All three credit agencies (Equifax, Experian and TransUnion) use a slightly different system to arrive at a score. The original FICO was developed by Fair Isaac and Company. Experian uses this model and calls its score FICO. Equifax's model, based on FICO, is called BEACON, while TransUnion, which also uses a slightly modified FICO, calls its score EMPIRICA. While these methods vary from one agency to another, the differences aren't huge; all of the agencies use the following factors in building a score:

  • Credit History - How many years have you had credit?
  • Payment History - Do you have any payments later than 30 days?
  • Your Credit Card Balances - How many credit card accounts do you have, and how much do you owe?
  • Credit Inquiries - How many times have lenders pulled your credit report for the purpose of giving you a loan?

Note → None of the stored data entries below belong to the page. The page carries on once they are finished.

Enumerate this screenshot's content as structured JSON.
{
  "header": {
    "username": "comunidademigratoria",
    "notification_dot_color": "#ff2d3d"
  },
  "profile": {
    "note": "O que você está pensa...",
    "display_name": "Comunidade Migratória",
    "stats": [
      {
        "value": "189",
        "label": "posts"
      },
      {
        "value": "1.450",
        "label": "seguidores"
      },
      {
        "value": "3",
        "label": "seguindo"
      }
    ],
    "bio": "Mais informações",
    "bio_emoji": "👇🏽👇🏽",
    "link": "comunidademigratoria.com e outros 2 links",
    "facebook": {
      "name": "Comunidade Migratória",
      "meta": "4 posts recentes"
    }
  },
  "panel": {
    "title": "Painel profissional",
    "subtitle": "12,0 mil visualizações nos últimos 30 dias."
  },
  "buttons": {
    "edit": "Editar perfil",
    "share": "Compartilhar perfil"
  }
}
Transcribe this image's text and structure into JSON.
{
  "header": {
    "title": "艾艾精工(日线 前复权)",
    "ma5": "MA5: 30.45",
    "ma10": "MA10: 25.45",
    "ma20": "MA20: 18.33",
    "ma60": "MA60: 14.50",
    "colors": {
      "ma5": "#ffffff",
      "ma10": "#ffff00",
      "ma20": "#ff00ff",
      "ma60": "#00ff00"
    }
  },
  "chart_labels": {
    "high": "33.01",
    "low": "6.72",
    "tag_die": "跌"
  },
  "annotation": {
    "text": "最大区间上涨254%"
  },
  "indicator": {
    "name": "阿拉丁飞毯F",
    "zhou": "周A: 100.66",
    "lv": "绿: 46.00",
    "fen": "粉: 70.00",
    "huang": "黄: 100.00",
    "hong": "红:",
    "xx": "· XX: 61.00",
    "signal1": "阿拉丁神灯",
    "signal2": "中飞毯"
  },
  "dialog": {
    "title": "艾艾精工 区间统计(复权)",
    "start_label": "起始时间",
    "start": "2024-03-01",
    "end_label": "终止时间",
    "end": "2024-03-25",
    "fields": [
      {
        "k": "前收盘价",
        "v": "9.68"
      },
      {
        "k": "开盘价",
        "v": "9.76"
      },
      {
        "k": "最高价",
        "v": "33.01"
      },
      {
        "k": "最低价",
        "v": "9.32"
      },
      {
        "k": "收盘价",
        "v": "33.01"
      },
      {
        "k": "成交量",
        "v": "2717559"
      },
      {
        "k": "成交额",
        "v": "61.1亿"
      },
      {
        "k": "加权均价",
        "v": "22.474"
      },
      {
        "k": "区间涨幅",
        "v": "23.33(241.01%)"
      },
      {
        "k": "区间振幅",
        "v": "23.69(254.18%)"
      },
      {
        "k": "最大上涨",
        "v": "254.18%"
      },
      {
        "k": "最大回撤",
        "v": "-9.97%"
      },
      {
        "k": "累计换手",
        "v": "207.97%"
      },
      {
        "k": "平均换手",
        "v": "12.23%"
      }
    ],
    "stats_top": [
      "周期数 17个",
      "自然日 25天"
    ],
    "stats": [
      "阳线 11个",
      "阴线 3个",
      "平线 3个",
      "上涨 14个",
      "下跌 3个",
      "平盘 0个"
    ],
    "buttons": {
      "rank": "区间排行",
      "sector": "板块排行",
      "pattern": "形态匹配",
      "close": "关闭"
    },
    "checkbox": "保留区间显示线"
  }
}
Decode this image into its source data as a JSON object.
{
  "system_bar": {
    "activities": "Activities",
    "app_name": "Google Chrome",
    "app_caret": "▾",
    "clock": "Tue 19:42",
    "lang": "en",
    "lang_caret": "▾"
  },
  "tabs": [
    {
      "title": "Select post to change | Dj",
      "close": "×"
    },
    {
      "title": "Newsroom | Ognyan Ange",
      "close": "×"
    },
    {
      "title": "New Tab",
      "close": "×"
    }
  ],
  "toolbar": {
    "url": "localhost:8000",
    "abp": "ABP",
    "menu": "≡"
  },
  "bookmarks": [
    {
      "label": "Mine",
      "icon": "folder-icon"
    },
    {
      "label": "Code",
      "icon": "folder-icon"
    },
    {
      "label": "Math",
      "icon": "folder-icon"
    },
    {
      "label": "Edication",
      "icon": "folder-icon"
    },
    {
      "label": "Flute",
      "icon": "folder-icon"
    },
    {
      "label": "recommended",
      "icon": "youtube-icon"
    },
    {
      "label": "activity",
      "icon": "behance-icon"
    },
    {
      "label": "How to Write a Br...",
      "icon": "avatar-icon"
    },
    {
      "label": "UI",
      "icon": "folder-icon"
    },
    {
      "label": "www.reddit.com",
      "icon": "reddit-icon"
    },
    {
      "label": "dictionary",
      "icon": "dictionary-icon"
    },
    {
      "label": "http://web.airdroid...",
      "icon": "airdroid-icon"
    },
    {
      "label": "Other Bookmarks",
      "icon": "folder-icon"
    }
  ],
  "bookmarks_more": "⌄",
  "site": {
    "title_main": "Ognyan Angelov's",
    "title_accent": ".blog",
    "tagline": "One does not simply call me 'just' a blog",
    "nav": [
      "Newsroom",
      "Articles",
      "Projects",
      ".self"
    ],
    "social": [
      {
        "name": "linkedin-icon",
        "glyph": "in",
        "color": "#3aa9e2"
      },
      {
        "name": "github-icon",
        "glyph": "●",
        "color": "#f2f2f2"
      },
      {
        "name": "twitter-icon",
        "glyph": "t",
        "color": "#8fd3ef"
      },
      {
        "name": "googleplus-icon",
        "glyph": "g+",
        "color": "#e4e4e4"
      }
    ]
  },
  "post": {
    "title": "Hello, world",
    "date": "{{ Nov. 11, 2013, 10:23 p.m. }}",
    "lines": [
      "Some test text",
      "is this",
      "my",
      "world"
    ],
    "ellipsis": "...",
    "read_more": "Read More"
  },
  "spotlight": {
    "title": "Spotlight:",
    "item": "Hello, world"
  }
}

Each of these factors is assigned a value and a weight. The results are added up and distilled into a single number. Credit scores range from 300 to 850. Higher is always better. Most home buyers likely find their scores falling between 620 and 850.

Your credit score greatly affects your monthly payment

Did you know? FICO scores are used for more than just determining whether or not you qualify for a mortgage. Higher scores indicate you are a better credit risk, and thus may qualify for a better mortgage rate.

Raising your credit score

Is it possible to raise your credit score? So called "credit repair" companies advertise quick fixes, but the score is formulated from your lifelong credit history, so it's not possible to raise it significantly in the short term. (Of course you can and should have incorrect items removed from your credit report.)

Getting your FICO score

In order to improve your FICO score, you must get the reports that are used to build it. Of course, you need the score as well. Fair Isaac, the corporation that offered the first FICO score, sells FICO scores on its website: myFICO.com. It's inexpensive, fast, and easy to get your credit score along with reports from all three agencies. Also available are information and tools that help you analyze what actions might have the greatest impact on your FICO score.

You can get a federally-mandated free credit report once a year from the three major credit reporting agencies by visiting AnnualCreditReport.com. These reports do not include a free score, but it's very inexpensive to get one at the same time.

Now that you have all the facts, you will be a more informed consumer and you'll be better positioned to obtain the right mortgage for you.